Its cigarette plant in Malvar, Batangas also exports more than 50 percent of its production mainly to 16 countries in the Asia Pacific region. The factory employs 800 people with a marketing team support of over 4,000 personnel across the country.

In the meantime, Freda emphasized their focus is on the worrying rate of increases in illicit cigarette in the country, which now reached 16-18 percent of market according to data. In some areas in Mindanao, smuggled cigarettes could reach a high of 60 percent of the market.

Thus, he urged for a strict enforcement of measures to counter cigarette smuggling.

He emphasized that while they understand the extent of taxation to address the health and fiscal agenda of governments around the world, he also said that spikes in pricing would just “exacerbate” illicit tobacco trading.

He cited the case of Malaysia where illicit tobacco went over 60 percent share of the local market following the imposition of high cigarette taxes.

“We are paying P55 per pack in taxes and clearly the illicit operator is not paying like that and as prices increase due to taxation it becomes even more profitable for smugglers and therefore need strong enforcement measures,” he said.

JTI, which accounts for 37.5 percent of the local cigarette market, is very supportive of the recent bill classifying illicit tobacco smuggling as economic sabotage saying it is a step forward because the “size of the prize of smugglers is huge.”

On the preparation for the Implementing Rules and Regulations (IRR) of the VAPE Law under Republic Act No. 11900, or the Vaporized Nicotine and Non-Nicotine Products Regulation Act, Freda said their position is for the regulation of the new cigarette category.

“As always it is important that it is fair and open to all competitors within that category and make sure that the policy allows fair competition in the market.

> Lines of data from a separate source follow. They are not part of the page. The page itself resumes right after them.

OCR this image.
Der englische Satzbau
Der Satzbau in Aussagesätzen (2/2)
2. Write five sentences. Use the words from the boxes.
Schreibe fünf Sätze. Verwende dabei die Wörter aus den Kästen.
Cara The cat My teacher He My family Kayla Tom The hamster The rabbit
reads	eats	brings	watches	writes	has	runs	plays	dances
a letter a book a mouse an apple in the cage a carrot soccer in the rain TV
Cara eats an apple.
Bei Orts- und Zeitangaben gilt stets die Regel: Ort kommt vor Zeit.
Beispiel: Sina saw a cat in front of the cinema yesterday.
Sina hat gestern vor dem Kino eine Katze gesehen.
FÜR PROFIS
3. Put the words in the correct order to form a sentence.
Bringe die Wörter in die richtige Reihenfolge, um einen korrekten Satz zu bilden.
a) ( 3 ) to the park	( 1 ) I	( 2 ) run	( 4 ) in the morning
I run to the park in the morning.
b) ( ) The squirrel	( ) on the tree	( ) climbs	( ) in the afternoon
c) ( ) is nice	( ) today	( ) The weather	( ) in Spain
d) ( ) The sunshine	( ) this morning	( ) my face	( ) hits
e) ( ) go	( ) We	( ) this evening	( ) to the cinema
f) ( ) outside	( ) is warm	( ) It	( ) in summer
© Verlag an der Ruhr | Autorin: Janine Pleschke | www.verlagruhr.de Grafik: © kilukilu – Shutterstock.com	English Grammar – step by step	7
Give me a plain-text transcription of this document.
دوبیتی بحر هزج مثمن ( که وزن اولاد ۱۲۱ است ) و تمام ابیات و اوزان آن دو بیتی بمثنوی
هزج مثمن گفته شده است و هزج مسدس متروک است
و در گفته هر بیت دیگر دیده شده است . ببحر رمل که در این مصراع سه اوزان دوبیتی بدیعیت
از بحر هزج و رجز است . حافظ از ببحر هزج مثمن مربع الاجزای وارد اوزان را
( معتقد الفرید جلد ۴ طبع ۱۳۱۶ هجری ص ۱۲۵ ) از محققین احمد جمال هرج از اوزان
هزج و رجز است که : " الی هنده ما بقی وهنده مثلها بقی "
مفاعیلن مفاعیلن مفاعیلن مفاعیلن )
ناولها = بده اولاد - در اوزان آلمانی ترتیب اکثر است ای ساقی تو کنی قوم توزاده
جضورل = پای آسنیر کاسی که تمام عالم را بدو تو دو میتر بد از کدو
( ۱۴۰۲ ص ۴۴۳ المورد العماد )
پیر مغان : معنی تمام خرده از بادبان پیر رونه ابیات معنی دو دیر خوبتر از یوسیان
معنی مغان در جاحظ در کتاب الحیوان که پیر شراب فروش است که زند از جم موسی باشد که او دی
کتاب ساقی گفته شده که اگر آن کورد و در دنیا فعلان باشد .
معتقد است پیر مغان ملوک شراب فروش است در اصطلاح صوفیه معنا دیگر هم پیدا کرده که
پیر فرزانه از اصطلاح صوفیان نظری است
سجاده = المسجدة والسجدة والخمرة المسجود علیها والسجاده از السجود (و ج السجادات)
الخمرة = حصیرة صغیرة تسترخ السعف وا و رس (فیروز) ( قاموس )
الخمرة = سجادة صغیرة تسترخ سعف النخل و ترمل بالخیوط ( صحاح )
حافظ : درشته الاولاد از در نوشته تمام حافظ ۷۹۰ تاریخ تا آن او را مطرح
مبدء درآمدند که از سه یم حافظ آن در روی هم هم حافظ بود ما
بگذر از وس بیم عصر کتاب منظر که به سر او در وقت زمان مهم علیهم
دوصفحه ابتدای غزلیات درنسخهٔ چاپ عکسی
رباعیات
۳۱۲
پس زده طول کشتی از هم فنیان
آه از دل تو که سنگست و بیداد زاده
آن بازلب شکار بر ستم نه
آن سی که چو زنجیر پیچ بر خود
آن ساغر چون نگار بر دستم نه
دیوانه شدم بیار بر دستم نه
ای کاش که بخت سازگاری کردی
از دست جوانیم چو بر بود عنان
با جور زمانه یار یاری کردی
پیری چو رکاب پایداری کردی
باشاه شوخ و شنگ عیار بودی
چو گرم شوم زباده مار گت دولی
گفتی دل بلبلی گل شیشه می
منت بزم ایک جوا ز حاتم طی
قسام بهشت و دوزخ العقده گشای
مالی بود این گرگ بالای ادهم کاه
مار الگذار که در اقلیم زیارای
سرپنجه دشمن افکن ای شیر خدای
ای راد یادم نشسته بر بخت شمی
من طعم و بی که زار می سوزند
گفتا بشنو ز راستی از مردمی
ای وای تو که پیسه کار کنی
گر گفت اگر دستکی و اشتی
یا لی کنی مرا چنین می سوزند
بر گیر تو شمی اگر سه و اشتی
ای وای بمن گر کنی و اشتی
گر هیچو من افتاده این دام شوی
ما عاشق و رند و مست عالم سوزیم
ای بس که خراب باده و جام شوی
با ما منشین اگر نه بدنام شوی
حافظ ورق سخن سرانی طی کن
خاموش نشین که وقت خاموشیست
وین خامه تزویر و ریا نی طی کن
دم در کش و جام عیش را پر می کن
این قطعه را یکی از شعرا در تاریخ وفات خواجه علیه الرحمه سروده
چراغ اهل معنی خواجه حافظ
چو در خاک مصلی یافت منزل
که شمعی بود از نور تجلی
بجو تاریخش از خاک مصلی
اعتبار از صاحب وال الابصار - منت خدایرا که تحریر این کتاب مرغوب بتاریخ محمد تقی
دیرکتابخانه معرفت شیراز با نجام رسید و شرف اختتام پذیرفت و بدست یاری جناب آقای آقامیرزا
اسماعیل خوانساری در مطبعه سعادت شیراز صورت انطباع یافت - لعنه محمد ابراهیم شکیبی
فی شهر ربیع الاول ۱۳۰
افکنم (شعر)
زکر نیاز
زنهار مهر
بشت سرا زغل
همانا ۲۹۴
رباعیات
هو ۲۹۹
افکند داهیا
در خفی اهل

We are in favor of regulation, we do believe it is appropriate,” he said. “We just want to ensure that as a category we are able to compete and there are no barriers to anyone competing in that category,” he said.

The industry, however, has been declining over the years and Freda said the decrease is seen to accelerate this year resulting from the impact of high inflation on consumers and rapid expansion of illicit cigarette trade.